The emotional Stroop paradigm is well suited to specifically activate prefrontal-limbic circuits (Etkin et al., 2006) and to further asses the mechanisms of action of DBS in those patients. Emotional Stroop consists in inducing a conflict between a task goal of emotion recognition from facial expressions and a simultaneously presented prepotent distractor word. For example, when faces showing happy or angry emotions are presented with an emotional word overlapped (‘happy’ or ‘angry’), the automatic and unconscious reading of the word induces a conflict when its emotional valence is opposite to the one expressed by the face and slowing down the response. Conflict would be first detected in the posterior medial frontal cortex (pMFC), notably in the dorsal anterior cingulate cortex (Botvinick et al., 1999, Critchley et al., 2003). Conflict would then be resolved through the inhibitory action of the rostral ACC (rACC) and the subgenual ACC on autonomic limbic processing of the emotional distractor (particularly in the amygdala) (Egner et al., 2008). These limbic regions are implicated in shaping in real-time the routing and traffic of information (and corresponding attentional biases) within the ventral visual stream. Indeed, these structures have been consistently shown to mediate, in the context of visual processing of emotionally loaded information, an ongoing tuning of activity in striate and extrastriate visual regions, specifically for faces in the lateral occipital cortex (LOC), the fusiform gyrus (FG) and the superior temporal sulcus (STS) (Nguyen and Cunnington, 2014). Critically, feedforward and backward interactions take place between the ventral visual areas and the anterior affective system for emotional processing of faces and emotional words (Breiter et al., 1996, Sabatinelli et al., 2005).

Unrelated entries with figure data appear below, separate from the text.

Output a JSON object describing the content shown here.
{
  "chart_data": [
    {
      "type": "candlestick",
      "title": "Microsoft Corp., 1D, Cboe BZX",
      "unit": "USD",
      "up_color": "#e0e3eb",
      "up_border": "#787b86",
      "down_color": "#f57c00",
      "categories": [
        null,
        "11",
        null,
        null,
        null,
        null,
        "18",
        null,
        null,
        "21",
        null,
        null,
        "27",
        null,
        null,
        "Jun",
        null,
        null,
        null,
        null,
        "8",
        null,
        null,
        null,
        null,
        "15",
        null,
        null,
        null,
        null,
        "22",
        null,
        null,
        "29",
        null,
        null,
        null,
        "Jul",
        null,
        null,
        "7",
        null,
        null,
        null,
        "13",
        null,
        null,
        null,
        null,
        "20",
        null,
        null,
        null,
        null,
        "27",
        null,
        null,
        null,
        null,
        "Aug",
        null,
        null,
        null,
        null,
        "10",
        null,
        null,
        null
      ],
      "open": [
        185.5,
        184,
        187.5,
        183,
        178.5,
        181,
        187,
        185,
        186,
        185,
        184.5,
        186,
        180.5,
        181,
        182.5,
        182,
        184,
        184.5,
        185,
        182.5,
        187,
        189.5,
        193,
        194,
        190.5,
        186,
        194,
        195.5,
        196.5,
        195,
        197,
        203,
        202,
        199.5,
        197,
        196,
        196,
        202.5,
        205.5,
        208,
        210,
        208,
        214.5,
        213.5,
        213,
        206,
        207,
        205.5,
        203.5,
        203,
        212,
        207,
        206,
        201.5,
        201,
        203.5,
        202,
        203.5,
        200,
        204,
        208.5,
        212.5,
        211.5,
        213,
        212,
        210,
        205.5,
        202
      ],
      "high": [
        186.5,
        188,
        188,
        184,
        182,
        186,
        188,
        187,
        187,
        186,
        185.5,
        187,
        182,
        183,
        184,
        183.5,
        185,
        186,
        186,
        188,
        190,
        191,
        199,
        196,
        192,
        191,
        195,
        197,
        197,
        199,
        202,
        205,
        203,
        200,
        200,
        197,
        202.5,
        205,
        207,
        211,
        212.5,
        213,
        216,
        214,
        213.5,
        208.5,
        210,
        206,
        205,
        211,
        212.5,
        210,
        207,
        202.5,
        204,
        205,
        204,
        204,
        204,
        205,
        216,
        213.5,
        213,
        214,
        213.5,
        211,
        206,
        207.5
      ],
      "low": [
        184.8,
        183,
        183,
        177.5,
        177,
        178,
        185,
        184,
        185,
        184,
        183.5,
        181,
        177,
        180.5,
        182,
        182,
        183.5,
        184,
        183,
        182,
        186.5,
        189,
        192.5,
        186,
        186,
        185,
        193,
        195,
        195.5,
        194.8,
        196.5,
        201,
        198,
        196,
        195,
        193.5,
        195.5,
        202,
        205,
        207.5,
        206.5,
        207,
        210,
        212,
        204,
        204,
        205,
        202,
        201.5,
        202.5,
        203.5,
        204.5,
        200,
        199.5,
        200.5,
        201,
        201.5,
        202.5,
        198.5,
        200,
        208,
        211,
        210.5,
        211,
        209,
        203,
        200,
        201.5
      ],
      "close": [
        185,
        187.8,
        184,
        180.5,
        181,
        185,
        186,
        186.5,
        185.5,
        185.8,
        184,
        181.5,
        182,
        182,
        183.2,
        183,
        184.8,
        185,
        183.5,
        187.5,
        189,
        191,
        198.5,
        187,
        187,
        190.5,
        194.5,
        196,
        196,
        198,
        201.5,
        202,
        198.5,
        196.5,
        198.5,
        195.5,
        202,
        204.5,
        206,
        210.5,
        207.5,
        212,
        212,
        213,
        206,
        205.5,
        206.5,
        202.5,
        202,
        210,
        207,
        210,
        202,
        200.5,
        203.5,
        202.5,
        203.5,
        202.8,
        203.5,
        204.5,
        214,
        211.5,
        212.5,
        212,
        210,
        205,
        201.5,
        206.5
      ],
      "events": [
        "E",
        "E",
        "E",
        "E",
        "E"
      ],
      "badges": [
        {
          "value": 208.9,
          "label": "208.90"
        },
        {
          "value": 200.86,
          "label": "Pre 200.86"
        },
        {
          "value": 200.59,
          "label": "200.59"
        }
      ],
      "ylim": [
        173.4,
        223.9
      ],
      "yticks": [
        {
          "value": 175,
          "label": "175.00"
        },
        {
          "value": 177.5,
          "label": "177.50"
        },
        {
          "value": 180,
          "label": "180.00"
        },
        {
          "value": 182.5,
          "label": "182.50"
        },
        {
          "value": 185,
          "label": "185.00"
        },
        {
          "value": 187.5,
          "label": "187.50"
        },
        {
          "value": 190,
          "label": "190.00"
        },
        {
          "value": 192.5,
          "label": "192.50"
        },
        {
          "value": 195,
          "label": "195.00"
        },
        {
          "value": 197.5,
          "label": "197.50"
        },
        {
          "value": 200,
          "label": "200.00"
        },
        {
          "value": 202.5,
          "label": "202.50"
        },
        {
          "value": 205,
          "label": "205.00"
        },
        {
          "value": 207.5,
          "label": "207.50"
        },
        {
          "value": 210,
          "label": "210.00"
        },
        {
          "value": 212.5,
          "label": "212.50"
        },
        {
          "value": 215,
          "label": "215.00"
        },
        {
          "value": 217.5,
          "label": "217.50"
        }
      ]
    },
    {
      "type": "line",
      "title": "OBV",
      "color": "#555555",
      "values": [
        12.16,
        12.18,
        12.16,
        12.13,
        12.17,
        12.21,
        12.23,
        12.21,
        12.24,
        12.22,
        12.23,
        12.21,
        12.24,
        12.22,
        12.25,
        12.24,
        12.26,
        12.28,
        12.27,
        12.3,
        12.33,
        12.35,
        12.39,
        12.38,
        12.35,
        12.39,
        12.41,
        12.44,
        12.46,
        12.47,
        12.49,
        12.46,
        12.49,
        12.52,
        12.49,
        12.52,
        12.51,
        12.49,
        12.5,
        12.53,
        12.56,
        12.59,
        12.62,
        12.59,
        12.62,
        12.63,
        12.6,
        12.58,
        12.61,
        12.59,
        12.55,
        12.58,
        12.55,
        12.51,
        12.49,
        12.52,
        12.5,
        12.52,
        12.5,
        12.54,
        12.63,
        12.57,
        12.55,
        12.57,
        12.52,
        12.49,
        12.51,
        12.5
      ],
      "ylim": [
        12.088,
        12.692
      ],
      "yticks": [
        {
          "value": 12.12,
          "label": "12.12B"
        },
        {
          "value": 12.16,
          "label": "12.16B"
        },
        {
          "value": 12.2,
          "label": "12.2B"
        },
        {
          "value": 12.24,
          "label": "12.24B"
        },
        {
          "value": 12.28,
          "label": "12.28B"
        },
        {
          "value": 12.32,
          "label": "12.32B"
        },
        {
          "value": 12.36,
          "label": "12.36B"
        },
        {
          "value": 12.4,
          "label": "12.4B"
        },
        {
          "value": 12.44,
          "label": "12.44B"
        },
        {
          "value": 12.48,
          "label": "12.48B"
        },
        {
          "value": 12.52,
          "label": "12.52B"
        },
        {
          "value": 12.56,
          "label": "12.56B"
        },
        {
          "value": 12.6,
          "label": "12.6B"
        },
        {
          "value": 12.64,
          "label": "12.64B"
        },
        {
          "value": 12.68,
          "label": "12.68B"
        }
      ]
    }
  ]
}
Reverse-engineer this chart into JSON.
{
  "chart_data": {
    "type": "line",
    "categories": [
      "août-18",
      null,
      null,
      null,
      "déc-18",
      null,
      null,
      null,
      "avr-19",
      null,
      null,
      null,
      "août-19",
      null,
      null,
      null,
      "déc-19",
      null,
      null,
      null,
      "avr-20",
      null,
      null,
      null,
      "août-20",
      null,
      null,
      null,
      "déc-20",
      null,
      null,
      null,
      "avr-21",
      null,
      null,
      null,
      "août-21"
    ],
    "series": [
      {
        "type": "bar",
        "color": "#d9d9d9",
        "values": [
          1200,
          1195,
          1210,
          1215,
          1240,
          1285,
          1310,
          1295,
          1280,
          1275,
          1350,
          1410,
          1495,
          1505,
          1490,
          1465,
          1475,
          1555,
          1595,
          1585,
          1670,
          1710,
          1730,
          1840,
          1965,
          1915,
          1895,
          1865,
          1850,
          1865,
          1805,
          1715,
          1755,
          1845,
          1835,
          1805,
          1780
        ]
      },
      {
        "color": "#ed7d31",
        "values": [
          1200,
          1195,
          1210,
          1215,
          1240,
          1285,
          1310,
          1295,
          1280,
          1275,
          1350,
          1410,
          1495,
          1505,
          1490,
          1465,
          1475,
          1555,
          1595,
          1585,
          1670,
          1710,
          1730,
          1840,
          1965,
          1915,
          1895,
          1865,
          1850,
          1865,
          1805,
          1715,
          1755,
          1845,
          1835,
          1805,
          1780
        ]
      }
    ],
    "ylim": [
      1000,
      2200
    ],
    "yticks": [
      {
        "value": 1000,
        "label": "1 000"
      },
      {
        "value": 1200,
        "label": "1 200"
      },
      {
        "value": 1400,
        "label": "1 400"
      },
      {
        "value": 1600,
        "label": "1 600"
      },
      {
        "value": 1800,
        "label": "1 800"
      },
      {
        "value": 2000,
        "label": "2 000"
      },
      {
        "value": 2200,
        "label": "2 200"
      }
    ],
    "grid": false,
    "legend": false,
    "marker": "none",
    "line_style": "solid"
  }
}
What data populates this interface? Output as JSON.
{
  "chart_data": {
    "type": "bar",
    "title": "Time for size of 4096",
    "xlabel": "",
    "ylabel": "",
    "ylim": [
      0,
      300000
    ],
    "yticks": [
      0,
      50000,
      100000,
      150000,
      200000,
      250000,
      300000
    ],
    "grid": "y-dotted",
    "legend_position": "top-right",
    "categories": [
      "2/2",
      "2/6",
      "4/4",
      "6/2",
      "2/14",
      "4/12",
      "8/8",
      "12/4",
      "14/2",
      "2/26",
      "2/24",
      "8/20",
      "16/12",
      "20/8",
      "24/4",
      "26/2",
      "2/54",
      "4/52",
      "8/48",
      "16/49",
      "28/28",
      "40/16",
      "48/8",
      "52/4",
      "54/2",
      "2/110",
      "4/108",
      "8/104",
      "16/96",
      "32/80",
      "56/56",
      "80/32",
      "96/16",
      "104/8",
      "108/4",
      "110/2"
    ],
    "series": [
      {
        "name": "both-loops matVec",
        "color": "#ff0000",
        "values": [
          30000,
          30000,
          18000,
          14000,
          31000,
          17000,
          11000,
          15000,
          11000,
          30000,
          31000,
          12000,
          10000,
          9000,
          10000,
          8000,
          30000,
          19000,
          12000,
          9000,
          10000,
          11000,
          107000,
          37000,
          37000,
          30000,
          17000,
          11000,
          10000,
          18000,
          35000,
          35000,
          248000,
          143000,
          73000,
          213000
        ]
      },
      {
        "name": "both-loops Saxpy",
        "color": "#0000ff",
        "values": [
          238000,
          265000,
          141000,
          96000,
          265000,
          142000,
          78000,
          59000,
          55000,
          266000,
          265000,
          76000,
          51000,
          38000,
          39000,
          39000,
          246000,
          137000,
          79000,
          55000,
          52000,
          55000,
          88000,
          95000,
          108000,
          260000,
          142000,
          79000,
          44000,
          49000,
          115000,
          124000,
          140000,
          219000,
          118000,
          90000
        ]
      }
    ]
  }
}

Concurrent measurement of event-related potentials (ERP) can serve to evaluate the impact of CG25 DBS on underlying neural processing within the targeted circuits. ERP recorded during the emotional Stroop task (Zhu et al., 2010) feature several components, including the N170, an occipito-temporal wave from the FG and STS (Nguyen and Cunnington, 2014), and the P300 probably generated by the medial orbitofrontal cortex (OFC) (O’doherty et al., 2003) and ACC (Beckmann et al., 2009). On this basis, we hypothesized that studying ERP modulation by CG25 DBS during the Stroop task would be relevant to investigate, on the one hand how CG25 DBS may alleviate depressive symptoms and thus functionally regulate the limbic system, and on the other hand whether emotional conflict may depend on a modulation of the limbic system per se. To that end, we acquired behavioral and electroencephalographic (EEG) responses in 5 TRD patients treated with CG25 DBS, while they performed an emotional and a control Stroop tasks in conditions of DBS turned ON versus OFF. A recent fMRI study on a similar task in TRD patients concluded that further work was necessary to investigate the involved networks between amygdala, lateral frontal cortex and extrastriate visual region (Chechko et al., 2013). With EEG we could go forward and look at effective connections between these areas, using standard behavioral and ERP analysis across conditions, and refining analyses for selected conditions to study the modulation by CG25 DBS of cortical current densities and effective connectivity. Overall, our results put forward a decrease by CG25 DBS of limbic top-down influence on high-level visual ventral areas, rather than a modulation limited to prefrontal cognitive processes. This is a potential biological underpinning through which CG25 DBS produces clinical outcome in TRD.